29.side エクトリア王国
コンコン。
「どうぞ」
ここは王宮でカールに与えられている一部屋。壁一面には聖女関連の書類や歴史書などが並んでいる。
書類から目線を上げると、そこにはディアナが立っていた。
「おや? 珍しいですね」
ディアナとは楓を通してほぼ毎日顔を合わせているため、お互いに気心が知れている。カールはディアナを長い椅子へとエスコートして、自ら紅茶を入れて出し、向かいの椅子に座る。
「どうかされましたか?」
「はい。実はカール様に、私と結婚してもらおうと思いまして」
「え!?」
冗談かと思い驚いてディアナを見ると、目が本気だった。
それを聞いて、カールは眉を少し顰めて問う。
「先日アリス様が言われた事を覚えていらっしゃいますか?」
「勿論です。私はカール様を尊敬し、お慕い申し上げております」
「……私は元々は神殿に仕える者。それに私自身は爵位など持っていませんよ?」
「私も次女ですし、爵位にはあまり興味はございません。それにカール様には、聖女様の担当という立派な肩書があるではありませんか」
「そうは言っても、お父上がお許しにならないでしょう?」
「父には了承を得ております。我が家は割と自由なのですよ?」
ふぅ……と息を吐き、カールは改めてディアナを見る。
自分を真っ直ぐに見つめる瞳に、確かに敬愛の情は感じるが恋だの愛だのは感じない。しかし、一切引く気はないようだ。
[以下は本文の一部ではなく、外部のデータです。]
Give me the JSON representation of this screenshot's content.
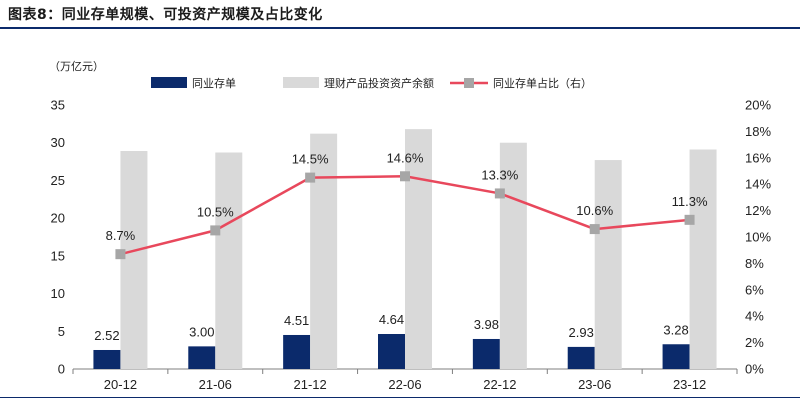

どうしたものやら……と思っていると、ふとディアナが目線を逸らせ俯いてしまう。
「実は以前よりカール様を好ましく感じておりましたが、伝える気はありませんでした。カール様がアリス様を崇拝されているのは分かっておりましたし、私もアリス様をお慕い申し上げておりますから」
ふぃと目線を上げ、カールの瞳を見つめる。
「ですが、先日アリス様は仰られました。言わなければ何も伝わらないと。それに私は、アリス様に機会を与えてもらったと思っております。こんな私を受け入れてくれるのはカール様しかおられません! どうか、私と結婚してください!!」
ディアナの言葉を聞いて、カールはゆっくりと目を瞑り、しばらく考えた後に目を開け、紅茶を一口飲んだ。
「わたくしは聖女様にお仕えするために生きてきた、と言っても過言ではございません。聖女様の担当に選ばれ、更にアリス様にお会いして確信しました。この方にわたくしの一生を捧げると」
ゆっくりとした口調で話をするカールを、ディアナは瞳を揺らしながら見ている。
「わたくしにとって、アリス様が何においても最優先です。たとえディアナ嬢と一緒になったとしても、です。アリス様かディアナ嬢かと問われても、考える間もなくアリス様を選ぶでしょう。……それでもよろしいのですか?」
落としていた目線を上げ、ディアナを見据えるカール。
そのカールを見て、にっこりと微笑むディアナ。
「勿論です。私もアリス様とカール様ならアリス様を選びます。寧ろそうでなくては困ります。私にとってもアリス様が最優先です!」
そう言い切ったディアナをカールは少し目を見開いて見た。
そしてゆっくりと微笑み、二人同時にふふと笑い合った。
「わたし達は気が合いそうですね」
カールは立ち上がり、ディアナの側で跪き、手を取り額に当てる。
「ディアナ・ストレイス伯爵令嬢。どうかわたくしと結婚してください」
頬を染めながらディアナは頷く。
「はい、カール様。どうぞよろしくお願いいたします」
◇
「ではすぐにでもストレイス伯爵にご挨拶に伺わねばなりませんね。そうそう、結婚式はいつぐらいが良いですか?」
「え? 結婚式は別にしなくてもいいです。アリス様の側を離れたくありませんので」
「え?」
「え? 何か?」
「……まあ、貴女が良いのであれば、それで良いのですが……」
「はい、ではそのように。そうそう、すぐに届出を出してアリス様に報告しましょう! そしてランドール侯爵の所に絶対ついて行くのです!!」
カールは元々、結婚する気はなかった。
だが何やらやる気に燃えているディアナを見て、この人となら案外上手くやっていけそうだな、と考えていた。
カールはノートクリスト侯爵家の三男。
嫡男が侯爵家を継ぐのでカール自身に爵位はない。
ディアナにも兄と姉がいるので、後継問題はない。